8.3 Governing Law and Jurisdiction. This Agreement is governed by and construed under the laws of the United States and the State of California as applied to agreements entered into and to be performed entirely within California between California residents. Any dispute, claim or controversy arising out of or relating to this Agreement or the breach, termination, enforcement, interpretation or validity thereof, including the determination of the scope or applicability of this agreement to arbitrate, shall be determined by arbitration in San Francisco, California before one arbitrator. The arbitration shall be administered by JAMS pursuant to its Comprehensive Arbitration Rules and Procedures. Judgment on the award may be entered in any court having jurisdiction. This clause shall not preclude parties from seeking provisional remedies in aid of arbitration from a court of appropriate jurisdiction. Notwithstanding the above, nothing in this Agreement shall be deemed as preventing Minerva from seeking injunctive relief (or any other provisional remedy) from any court having jurisdiction over the parties and the subject matter of the dispute as necessary to protect a Minerva’s name, proprietary information, trade secrets, know-how, or any other intellectual property or proprietary rights. In any action to enforce this Agreement, the prevailing party will be awarded all court and arbitration costs and reasonable attorneys’ fees incurred, including all costs and attorneys’ fees incurred in enforcing and collecting any judgment and on appeal.

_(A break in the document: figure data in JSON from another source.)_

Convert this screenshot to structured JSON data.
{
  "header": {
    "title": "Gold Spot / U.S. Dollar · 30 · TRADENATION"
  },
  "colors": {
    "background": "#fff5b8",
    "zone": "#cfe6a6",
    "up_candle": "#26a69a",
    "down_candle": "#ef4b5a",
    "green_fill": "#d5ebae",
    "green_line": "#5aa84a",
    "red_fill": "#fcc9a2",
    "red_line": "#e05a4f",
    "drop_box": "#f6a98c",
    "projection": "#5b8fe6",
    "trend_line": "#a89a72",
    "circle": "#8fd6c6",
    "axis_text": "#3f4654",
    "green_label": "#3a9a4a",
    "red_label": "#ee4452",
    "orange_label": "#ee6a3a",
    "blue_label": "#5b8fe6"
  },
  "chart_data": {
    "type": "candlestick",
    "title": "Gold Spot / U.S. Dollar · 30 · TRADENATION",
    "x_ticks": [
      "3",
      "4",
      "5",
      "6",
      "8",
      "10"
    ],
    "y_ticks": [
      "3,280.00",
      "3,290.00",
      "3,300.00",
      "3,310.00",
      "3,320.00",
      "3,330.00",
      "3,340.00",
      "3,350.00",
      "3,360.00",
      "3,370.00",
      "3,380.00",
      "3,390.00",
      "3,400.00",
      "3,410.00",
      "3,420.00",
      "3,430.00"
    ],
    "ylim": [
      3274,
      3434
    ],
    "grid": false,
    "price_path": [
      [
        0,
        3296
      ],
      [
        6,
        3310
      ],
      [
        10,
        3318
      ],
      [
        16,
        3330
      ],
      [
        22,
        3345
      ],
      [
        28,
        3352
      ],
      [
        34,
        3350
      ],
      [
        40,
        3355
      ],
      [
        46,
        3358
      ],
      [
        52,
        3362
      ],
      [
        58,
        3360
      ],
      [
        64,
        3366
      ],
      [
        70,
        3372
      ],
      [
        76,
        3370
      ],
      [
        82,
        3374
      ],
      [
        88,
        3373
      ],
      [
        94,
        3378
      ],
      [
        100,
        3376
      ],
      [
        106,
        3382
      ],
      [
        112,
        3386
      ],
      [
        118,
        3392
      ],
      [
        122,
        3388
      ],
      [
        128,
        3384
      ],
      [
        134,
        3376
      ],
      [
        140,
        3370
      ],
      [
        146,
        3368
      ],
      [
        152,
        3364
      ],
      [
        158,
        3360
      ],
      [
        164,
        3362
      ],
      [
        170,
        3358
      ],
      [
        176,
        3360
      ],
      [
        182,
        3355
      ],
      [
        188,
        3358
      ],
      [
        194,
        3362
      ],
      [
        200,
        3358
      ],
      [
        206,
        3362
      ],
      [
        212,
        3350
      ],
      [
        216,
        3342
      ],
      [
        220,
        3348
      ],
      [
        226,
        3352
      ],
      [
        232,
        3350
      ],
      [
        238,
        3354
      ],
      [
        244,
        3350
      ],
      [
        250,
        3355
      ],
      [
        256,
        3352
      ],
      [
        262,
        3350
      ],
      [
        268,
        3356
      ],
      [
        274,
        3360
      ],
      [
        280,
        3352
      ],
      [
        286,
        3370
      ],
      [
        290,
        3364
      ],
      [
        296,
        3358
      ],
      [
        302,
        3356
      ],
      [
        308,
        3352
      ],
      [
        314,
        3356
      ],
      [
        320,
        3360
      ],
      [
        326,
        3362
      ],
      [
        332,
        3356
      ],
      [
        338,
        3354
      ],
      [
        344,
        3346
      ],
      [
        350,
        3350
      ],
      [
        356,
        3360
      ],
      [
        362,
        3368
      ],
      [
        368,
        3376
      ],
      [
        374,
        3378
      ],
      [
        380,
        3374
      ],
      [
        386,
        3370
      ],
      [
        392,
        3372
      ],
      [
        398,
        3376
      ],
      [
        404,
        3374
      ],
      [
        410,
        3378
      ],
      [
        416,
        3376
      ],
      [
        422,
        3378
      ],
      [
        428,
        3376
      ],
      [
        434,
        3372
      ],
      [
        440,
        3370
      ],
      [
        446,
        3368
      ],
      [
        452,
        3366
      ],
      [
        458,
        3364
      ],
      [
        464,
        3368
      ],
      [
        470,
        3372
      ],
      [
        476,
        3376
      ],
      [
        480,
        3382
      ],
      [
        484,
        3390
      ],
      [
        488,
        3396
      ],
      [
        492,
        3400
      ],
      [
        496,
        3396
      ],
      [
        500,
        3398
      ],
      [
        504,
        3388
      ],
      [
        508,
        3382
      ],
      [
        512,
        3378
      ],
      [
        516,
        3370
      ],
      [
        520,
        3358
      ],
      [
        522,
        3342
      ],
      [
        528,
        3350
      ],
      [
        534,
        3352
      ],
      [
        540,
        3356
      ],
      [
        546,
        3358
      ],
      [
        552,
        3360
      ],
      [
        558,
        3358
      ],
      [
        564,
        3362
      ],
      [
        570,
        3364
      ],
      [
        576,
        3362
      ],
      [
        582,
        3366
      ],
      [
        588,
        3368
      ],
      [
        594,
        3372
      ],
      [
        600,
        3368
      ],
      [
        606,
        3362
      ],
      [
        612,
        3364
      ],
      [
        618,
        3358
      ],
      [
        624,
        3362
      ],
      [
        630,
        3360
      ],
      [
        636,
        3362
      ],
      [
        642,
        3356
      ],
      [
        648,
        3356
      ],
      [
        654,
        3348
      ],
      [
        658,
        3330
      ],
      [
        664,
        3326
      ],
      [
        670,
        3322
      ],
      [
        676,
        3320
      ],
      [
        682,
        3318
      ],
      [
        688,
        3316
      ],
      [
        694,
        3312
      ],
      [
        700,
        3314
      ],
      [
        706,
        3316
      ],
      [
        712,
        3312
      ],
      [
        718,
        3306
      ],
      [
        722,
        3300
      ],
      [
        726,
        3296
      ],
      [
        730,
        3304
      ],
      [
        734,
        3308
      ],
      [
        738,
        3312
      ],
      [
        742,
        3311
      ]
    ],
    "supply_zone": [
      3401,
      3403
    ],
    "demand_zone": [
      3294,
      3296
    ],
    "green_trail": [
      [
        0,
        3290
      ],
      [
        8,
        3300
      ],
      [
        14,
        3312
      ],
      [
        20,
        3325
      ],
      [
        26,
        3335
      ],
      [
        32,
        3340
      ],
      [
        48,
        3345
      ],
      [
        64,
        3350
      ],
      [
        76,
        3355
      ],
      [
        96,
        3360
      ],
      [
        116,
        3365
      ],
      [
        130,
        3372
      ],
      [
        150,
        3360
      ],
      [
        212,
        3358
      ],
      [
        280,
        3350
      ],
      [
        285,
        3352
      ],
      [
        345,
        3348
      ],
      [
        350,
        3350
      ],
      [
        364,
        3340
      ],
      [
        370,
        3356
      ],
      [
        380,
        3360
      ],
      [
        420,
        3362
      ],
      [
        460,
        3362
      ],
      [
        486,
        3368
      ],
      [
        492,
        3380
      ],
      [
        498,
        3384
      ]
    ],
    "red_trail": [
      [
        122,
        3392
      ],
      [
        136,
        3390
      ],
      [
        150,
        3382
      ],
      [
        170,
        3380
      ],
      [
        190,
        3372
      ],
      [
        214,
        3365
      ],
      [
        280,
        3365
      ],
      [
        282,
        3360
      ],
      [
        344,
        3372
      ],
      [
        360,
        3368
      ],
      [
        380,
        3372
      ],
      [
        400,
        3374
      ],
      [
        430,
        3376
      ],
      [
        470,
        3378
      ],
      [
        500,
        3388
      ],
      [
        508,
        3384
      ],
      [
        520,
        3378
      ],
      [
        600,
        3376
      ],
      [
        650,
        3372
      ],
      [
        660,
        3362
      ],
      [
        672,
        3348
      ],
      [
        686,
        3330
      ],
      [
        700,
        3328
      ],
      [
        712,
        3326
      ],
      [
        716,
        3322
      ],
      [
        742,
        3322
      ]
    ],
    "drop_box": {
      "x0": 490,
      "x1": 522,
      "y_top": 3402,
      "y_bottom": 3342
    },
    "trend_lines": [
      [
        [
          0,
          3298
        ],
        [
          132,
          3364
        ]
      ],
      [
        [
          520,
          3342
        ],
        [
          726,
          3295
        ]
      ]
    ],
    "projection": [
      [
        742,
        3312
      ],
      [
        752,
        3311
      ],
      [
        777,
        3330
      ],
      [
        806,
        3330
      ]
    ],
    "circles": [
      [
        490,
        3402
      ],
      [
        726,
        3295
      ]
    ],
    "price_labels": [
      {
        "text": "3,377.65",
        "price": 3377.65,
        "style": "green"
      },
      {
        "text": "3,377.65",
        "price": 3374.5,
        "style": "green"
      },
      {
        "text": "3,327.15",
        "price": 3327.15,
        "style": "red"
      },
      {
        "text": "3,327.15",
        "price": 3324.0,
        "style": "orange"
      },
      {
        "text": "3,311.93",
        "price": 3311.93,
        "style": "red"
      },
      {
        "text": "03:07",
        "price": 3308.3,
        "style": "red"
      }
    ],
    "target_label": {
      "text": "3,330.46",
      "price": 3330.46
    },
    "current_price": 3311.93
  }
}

8.4 Assignment. User shall not, voluntarily, by operation of law, or otherwise, assign its rights under this Agreement or delegate any performance without the prior written consent of Minerva, and any attempt to assign or delegate in violation of the foregoing is void. Subject to the foregoing, this Agreement is binding on, and will inure to the benefit of, the parties of this Agreement and their respective successors and permitted assigns.

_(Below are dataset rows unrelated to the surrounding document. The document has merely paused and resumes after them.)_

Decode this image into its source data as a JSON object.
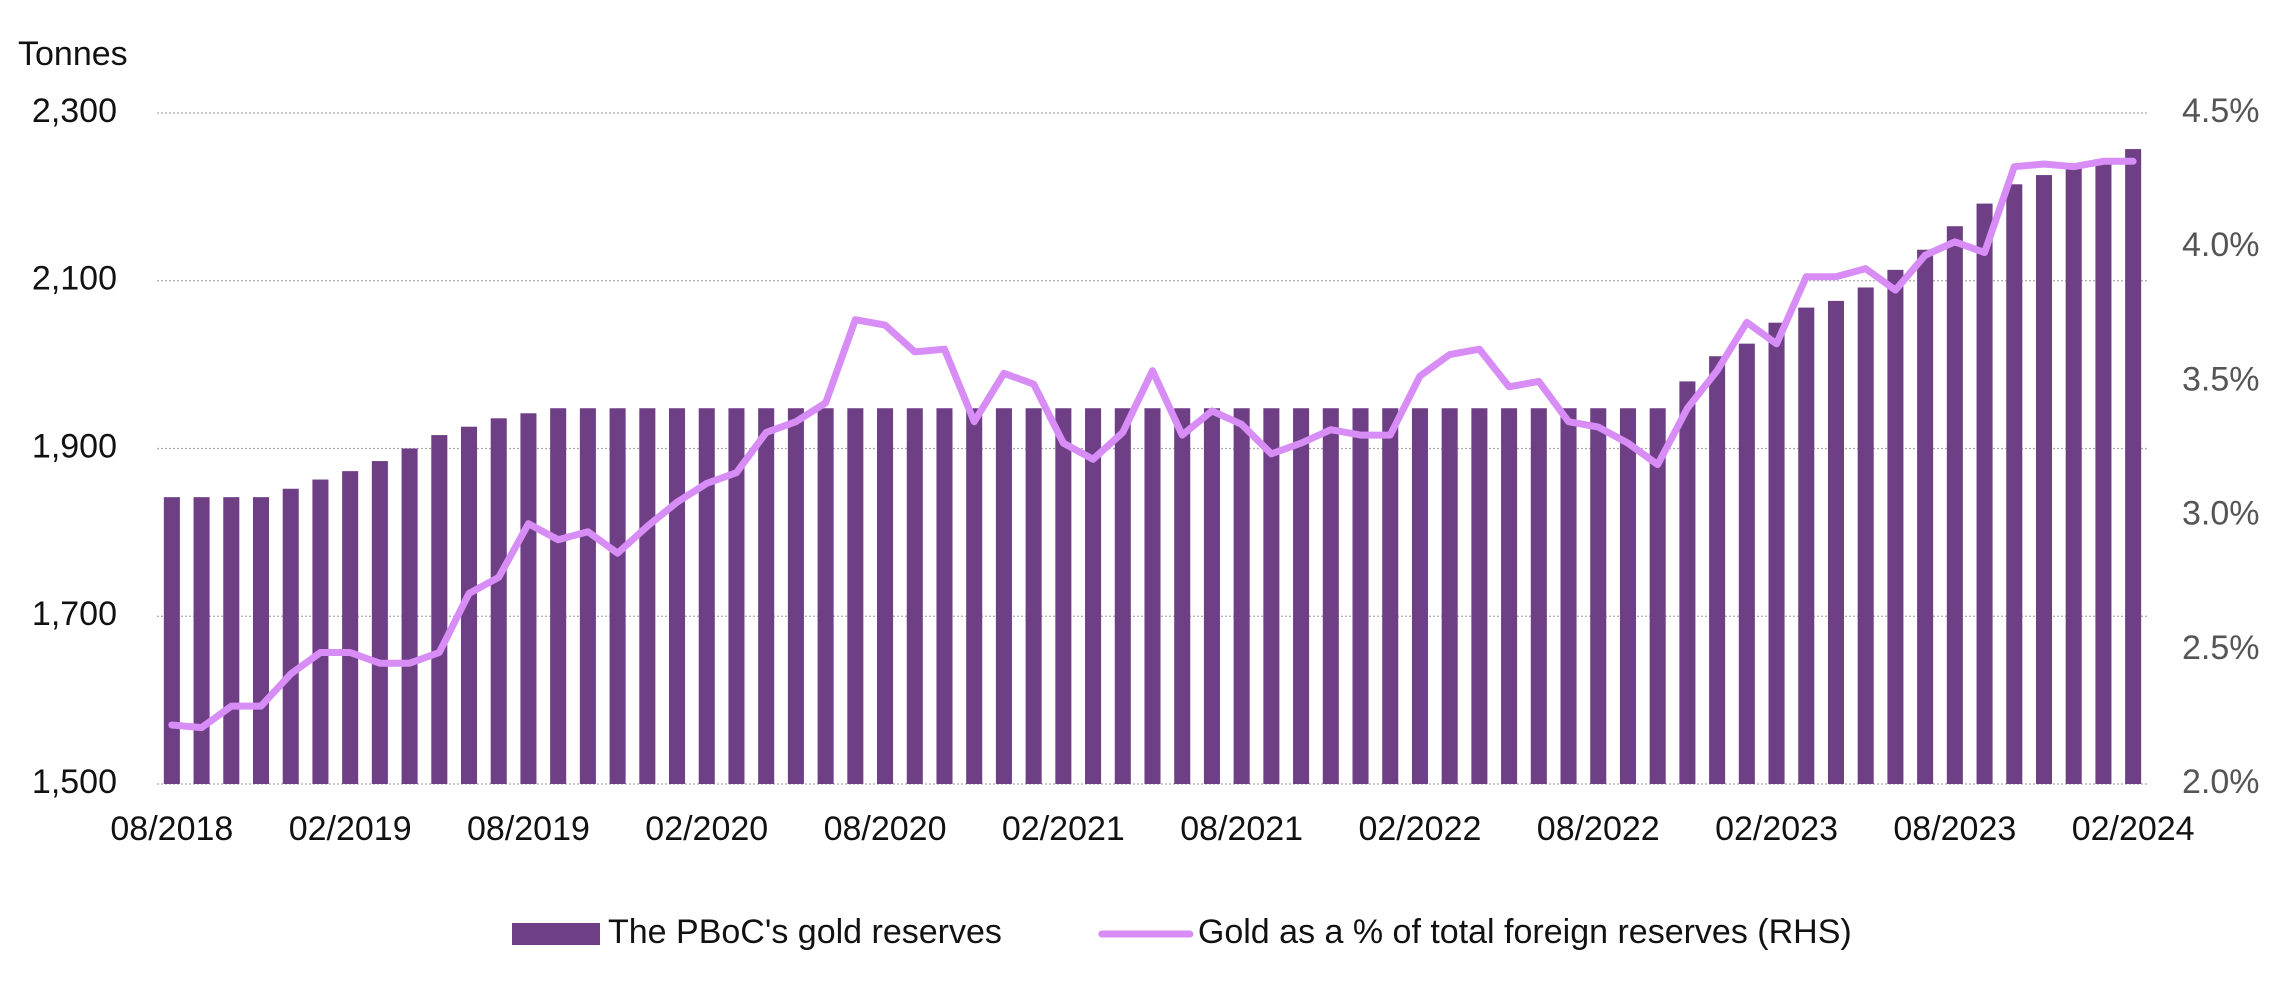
{
  "chart_data": {
    "type": "bar-line",
    "y_axis_label": "Tonnes",
    "categories": [
      "08/2018",
      null,
      null,
      null,
      null,
      null,
      "02/2019",
      null,
      null,
      null,
      null,
      null,
      "08/2019",
      null,
      null,
      null,
      null,
      null,
      "02/2020",
      null,
      null,
      null,
      null,
      null,
      "08/2020",
      null,
      null,
      null,
      null,
      null,
      "02/2021",
      null,
      null,
      null,
      null,
      null,
      "08/2021",
      null,
      null,
      null,
      null,
      null,
      "02/2022",
      null,
      null,
      null,
      null,
      null,
      "08/2022",
      null,
      null,
      null,
      null,
      null,
      "02/2023",
      null,
      null,
      null,
      null,
      null,
      "08/2023",
      null,
      null,
      null,
      null,
      null,
      "02/2024"
    ],
    "series": [
      {
        "name": "The PBoC's gold reserves",
        "type": "bar",
        "color": "#6e3f84",
        "values": [
          1842,
          1842,
          1842,
          1842,
          1852,
          1863,
          1873,
          1885,
          1900,
          1916,
          1926,
          1936,
          1942,
          1948,
          1948,
          1948,
          1948,
          1948,
          1948,
          1948,
          1948,
          1948,
          1948,
          1948,
          1948,
          1948,
          1948,
          1948,
          1948,
          1948,
          1948,
          1948,
          1948,
          1948,
          1948,
          1948,
          1948,
          1948,
          1948,
          1948,
          1948,
          1948,
          1948,
          1948,
          1948,
          1948,
          1948,
          1948,
          1948,
          1948,
          1948,
          1980,
          2010,
          2025,
          2050,
          2068,
          2076,
          2092,
          2113,
          2137,
          2165,
          2192,
          2215,
          2226,
          2235,
          2245,
          2257
        ]
      },
      {
        "name": "Gold as a % of total foreign reserves (RHS)",
        "type": "line",
        "axis": "y2",
        "color": "#d88cf6",
        "values": [
          2.22,
          2.21,
          2.29,
          2.29,
          2.41,
          2.49,
          2.49,
          2.45,
          2.45,
          2.49,
          2.71,
          2.77,
          2.97,
          2.91,
          2.94,
          2.86,
          2.96,
          3.05,
          3.12,
          3.16,
          3.31,
          3.35,
          3.42,
          3.73,
          3.71,
          3.61,
          3.62,
          3.35,
          3.53,
          3.49,
          3.27,
          3.21,
          3.31,
          3.54,
          3.3,
          3.39,
          3.34,
          3.23,
          3.27,
          3.32,
          3.3,
          3.3,
          3.52,
          3.6,
          3.62,
          3.48,
          3.5,
          3.35,
          3.33,
          3.27,
          3.19,
          3.4,
          3.54,
          3.72,
          3.64,
          3.89,
          3.89,
          3.92,
          3.84,
          3.97,
          4.02,
          3.98,
          4.3,
          4.31,
          4.3,
          4.32,
          4.32
        ]
      }
    ],
    "ylim": [
      1500,
      2300
    ],
    "yticks": [
      {
        "value": 1500,
        "label": "1,500"
      },
      {
        "value": 1700,
        "label": "1,700"
      },
      {
        "value": 1900,
        "label": "1,900"
      },
      {
        "value": 2100,
        "label": "2,100"
      },
      {
        "value": 2300,
        "label": "2,300"
      }
    ],
    "y2lim": [
      2.0,
      4.5
    ],
    "y2ticks": [
      {
        "value": 2.0,
        "label": "2.0%"
      },
      {
        "value": 2.5,
        "label": "2.5%"
      },
      {
        "value": 3.0,
        "label": "3.0%"
      },
      {
        "value": 3.5,
        "label": "3.5%"
      },
      {
        "value": 4.0,
        "label": "4.0%"
      },
      {
        "value": 4.5,
        "label": "4.5%"
      }
    ],
    "grid": true,
    "legend": "bottom"
  }
}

8.5 Severability. If any provision of this Agreement is held invalid or unenforceable for any reason, the remainder of the provision will be amended to achieve as closely as possible the economic effect of the original provision and all other provisions shall continue in full force and effect.
8.6 Waiver. No term or provision hereof shall be considered waived by either party, and no breach excused by either party, unless such waiver or consent is in writing signed on behalf of the party against whom the waiver is asserted. No consent by a party to, or waiver of, a breach by the other party, whether express or implied, shall constitute that party’s consent to, waiver of, or excuse of any other, different, or subsequent breach by the other party.
8.7 Entire Agreement. This Agreement constitutes the entire agreement between the parties relating to this subject matter and supersedes all prior or simultaneous understandings, representations, discussions, negotiations, and agreements, whether written or oral, with respect to such subject matter.